Article abstract: George Copway published a number of books on Ojibwa topics.

George Copway spent his early years in a traditional Ojibwa environment until 1827, when his parents converted to Christianity. Copway attended Ebenezer Manual School in Jacksonville, Illinois, in 1838 and shortly thereafter married Elizabeth Howell. During the 1840's he served as a Methodist missionary to Ojibwas in Wisconsin and Minnesota. His first book was an autobiography, The Life, History, and Travels of Kah-ge-ga-gah-bowh (1847), later revised and reissued as The Life, Letters and Speeches of Kah-ge-ga-gah-bowh, or G. Copway (1850).
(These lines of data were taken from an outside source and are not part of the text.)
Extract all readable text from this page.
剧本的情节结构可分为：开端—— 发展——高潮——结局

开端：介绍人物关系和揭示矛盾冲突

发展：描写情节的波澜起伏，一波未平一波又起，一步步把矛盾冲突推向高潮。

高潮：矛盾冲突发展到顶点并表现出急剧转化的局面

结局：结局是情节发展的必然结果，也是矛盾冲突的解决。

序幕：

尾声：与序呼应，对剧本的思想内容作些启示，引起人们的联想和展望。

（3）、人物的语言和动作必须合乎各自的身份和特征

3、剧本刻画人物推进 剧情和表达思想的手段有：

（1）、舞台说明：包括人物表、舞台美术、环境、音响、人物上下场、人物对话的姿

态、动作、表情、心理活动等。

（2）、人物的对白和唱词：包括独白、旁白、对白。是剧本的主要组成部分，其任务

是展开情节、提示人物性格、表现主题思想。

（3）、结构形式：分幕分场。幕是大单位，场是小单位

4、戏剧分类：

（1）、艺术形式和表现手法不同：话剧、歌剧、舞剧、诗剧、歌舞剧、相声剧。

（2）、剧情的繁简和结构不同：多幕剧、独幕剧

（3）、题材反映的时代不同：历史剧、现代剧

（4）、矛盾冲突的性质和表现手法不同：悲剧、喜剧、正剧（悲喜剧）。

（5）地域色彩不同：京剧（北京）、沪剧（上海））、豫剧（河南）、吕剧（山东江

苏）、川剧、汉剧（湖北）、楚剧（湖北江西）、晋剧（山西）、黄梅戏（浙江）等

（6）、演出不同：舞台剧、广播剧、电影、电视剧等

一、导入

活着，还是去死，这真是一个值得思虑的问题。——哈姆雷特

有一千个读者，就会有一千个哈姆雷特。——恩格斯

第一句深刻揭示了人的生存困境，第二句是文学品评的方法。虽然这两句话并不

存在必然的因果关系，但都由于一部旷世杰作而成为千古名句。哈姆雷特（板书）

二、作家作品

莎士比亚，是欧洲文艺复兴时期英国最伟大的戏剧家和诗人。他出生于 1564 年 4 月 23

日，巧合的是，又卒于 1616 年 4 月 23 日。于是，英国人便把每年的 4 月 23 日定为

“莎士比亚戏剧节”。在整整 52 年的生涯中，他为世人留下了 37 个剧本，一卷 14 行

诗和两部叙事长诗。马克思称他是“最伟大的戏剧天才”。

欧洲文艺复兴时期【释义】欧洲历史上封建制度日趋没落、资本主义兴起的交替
In 1850-1851, Copway represented Christian Indians at a world peace congress in Germany. He subsequently published a book based on his travels, Running Sketches of Men and Places, in England, France, Germany, Belgium, and Scotland (1851). For a few months during 1851, Copway also published a newspaper, Copway's American Indian. His last book was a history of the Ojibwa that was first published as The Traditional History and Characteristic Sketches of the Ojibway Nation (1850); it was later reissued as Indian Life and Indian History, by an Indian Author (1858). Copway was baptized Joseph-Antoine in the Roman Catholic Church shortly before he died.

Further Reading

Peyer, Bernd C. The Tutor’d Mind: Indian Missionary-Writers in Antebellum America. Amherst: University of Massachusetts Press, 1997.

Walker, Cheryl. Indian Nation: Native American Literature and Nineteenth-Century Nationalisms. Durham, N.C.: Duke University Press, 1997.